An odd bit of speculative fiction; I picked this one up when I was looking for Appendix N books at a used bookstore (Zia Records) and spotted "Non-Stop" by Brian Aldiss, one of the inspirations for Metamorphosis Alpha (the very first science fiction RPG). Then I saw that they had ANOTHER Aldiss book - "The Year Before Yesterday" - and decided to check that one out too! It's set in an alternate world in which the Nazis were more victorious than in our world, and makes odd use of stories within stories to tell several other alternate history speculative stories within the main body of the novel. A very odd arrangement of the stories, but the writing is good, so I enjoyed it anyway!
I have never read any other books from Aldiss. This one seemed like some kind of easy, quickly written idea. The stories were quite interesting but they are dated! That is probably the main problem with this compared to the masterpieces: while reading this you see that they are written some time ago.

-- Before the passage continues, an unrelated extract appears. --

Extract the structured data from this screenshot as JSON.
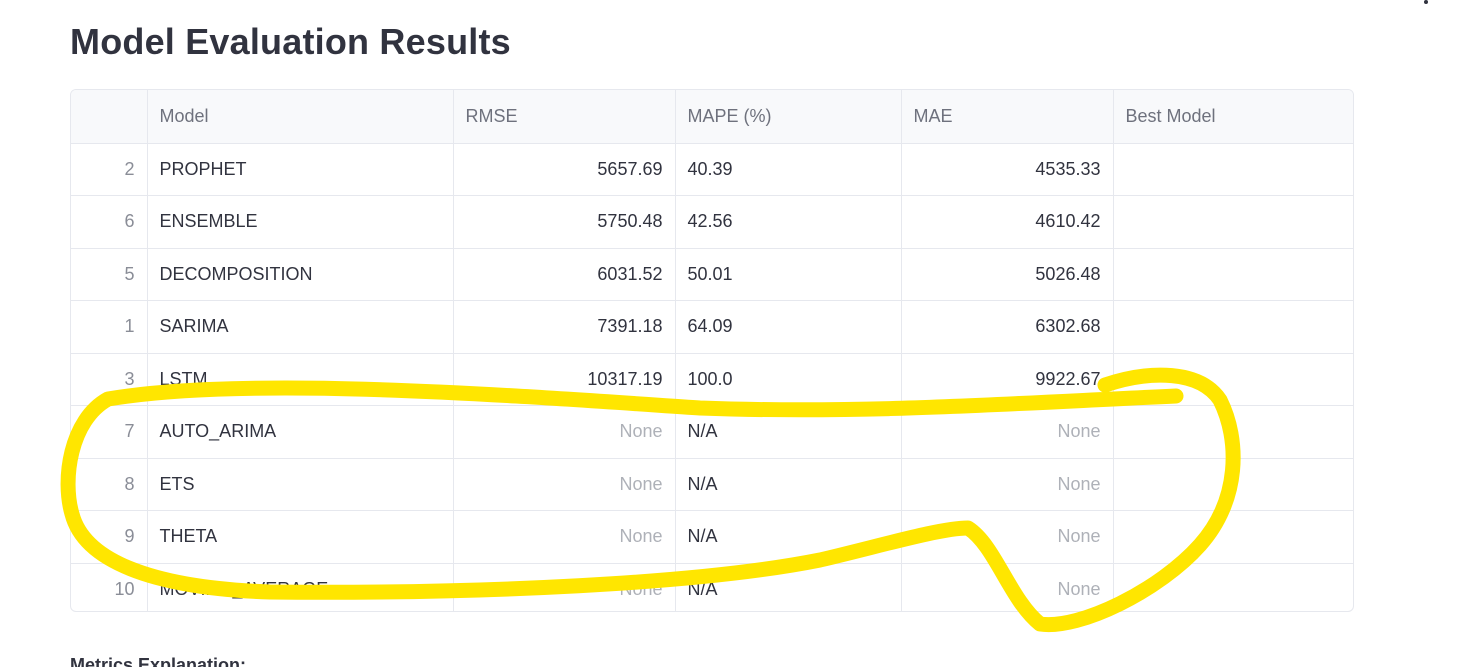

Anyway this book actually contains three stories that are quick and fun to read but nothing more.
Ihan mielenkiintoinen vaihtoehtoinen historia, mutta oli muuten aika epätasainen setti. Tuntui, että tässä oli väkisin nidottu yhteen pari aivan täysin erillistä settiä heikolla taustatarinalla.
I was recently reminded that I had read this book, but I don't remember much about it. Unfortunately, I may wind up having to read it again just to remember why it was so bad. It was one of those "what if Germany had won World War II" science fiction books, in which the Reich has an interplanetary empire, but it didn't appear that the author did any actual historical research whatsoever. His future-Reich was a fairly generic espionage-thriller police state with little ideological content or distinguishing characteristics. That's about all I recollect.
A short little Science fiction story (stories?) that I got at a used book store. It supposedly tells the story of a Germany that won WWII, but it doesn't go into any specifics or let us see anything of the life or state of the world. Then, it delves into two novels-within-a-novels that take up 90% of the book. The writing was good and it was interesting at times, but I would skip it of you have the choice.
Started this, but couldn't be bothered to finish it. It has an odd story within a story aspect. How the author gets to the story within seemed bizarre and the story within didn't especially spark my interest.
Not one of Aldiss' best by any means. The structure (a murder mystery without, two frame tales within) was at the outset intriguing; however, the actual story was not.
Two old SF stories of his with a newer story acting as a linking motif. One of the stories was in Vanguard from Alpha, so I didn't reread it. Not bad for golden age stuff.